There is little doubt that biomass sources of CO2emissions, both anthropogenic (prescribed burning, wood and wood product combustion and decay, landfills, human and animal respiration, and fermentation) and natural (wild fires and decay),add CO2 to the atmosphere. In fact, biomass contributes about 7% of Canada's energy needs (Boyle, 1992).However, it is extremely important to note the fundamental difference between biomass and fossil-fuel sources of emissions. Bio-related sources have a sink term, whereas fossil sources do not (at least not on human timescales). The magnitude of this sink term is directly related to the size of the source term, assuming that sustainable practices are used. Furthermore, to a large extent, bio-related emissions would occur even in the absence of human intervention; the effect is largely on the timing of emissions (Apps, 1990; Taylor, 1990; Apps and Kurz, 1991). It is misleading to include the absolute biomass-related emission estimates in the totals. What is more appropriate is to treat fossil-fuel sources and bio-related sources and sinks separately and to examine the anthropogenically driven changes in these terms. A first attempt to develop a carbon budget for the forest sector has been made in Canada (Apps and Kurz, 1991) and this report includes the results of that model. Information on the net fluxes of carbon from agricultural practices and other thropogenically driven fluxes is scarce. Estimates of carbon losses, mainly as CO2, from agricultural soils are not available

(Benzing-Purdie, 1992), What is known is that converting land to agricultural practices can result in substantial losses of soil carbon, and that most soils currently under cultivation in Canada have lost about 50% of their original carbon content. It is highly probable that most of the carbon loss occurred within the first few years after cultivation and that most of the soils are now in a stable state (Agriculture Canada, 1990). Results of long-term studies at Lethbridge, Alberta, provide evidence for the positive effect of fertilizer

application on organic matter reserves (Janzen, 1986; 1992). Soil analysis in 1990 suggested that nitrogen fertilizer application since 1967 had increased the organic carbon content in the surface soil layer by about 3 t/ha in a continuous wheat cropping system. The CO2 emitted during the manufacture of the nitrogen fertilizer was approximately 0.5 t/ha, which resulted in a net

sequestration of carbon in the soil. However, in fallow-wheat cropping systems (where response to nitrogen is much lower), the contribution of fertilizers to organic matter may be minimal, and the use of fertilizers in these unsound practices may result in a net increase in CO2 emissions (Janzen, 1992). A carbon budget for the agricultural sector has not been developed because of a lack of data. Efforts are now being made to better understand the role played by agriculture (Benzing-Purdie, 1992).

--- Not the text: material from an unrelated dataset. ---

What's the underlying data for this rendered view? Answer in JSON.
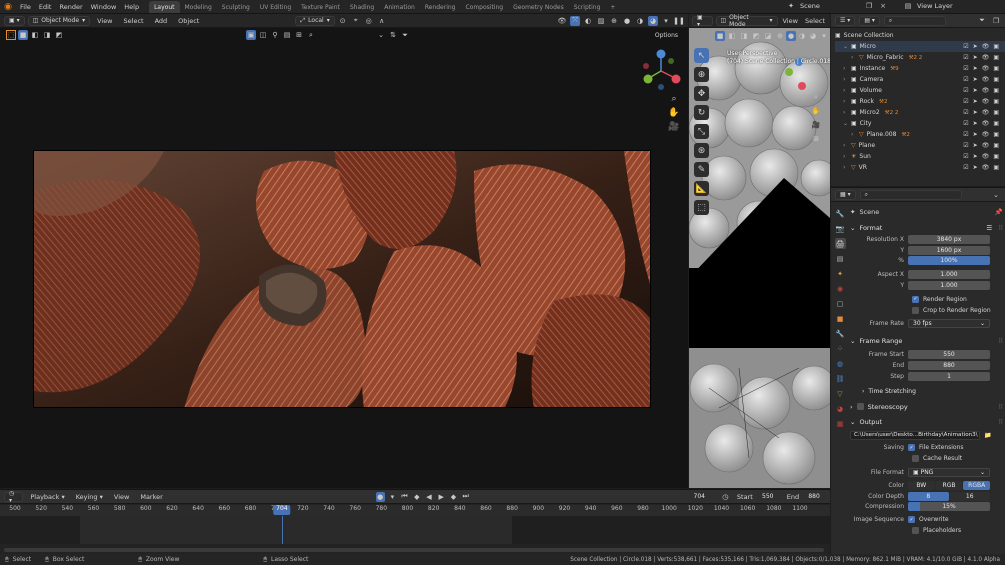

In summary, the use of good management practices can sequester carbon and, in certain cases, offset any emissions caused by the production of fertilizers. Not to use nitrogen, when it is required, would in most cases be environmentally harmful because it would reduce the production of protective biomass. Other sources of CO2 released to the atmosphere include human and animal respiration and activities involving fermentation, such as the production of wines. Because the source of carbon is plant matter (foods and other farm crops), the net flux of carbon to the atmosphere from these sources is assumed to balance the carbon being sequestered annually by photosynthesis. Therefore, no estimates of either the sources or the sinks were made in this report.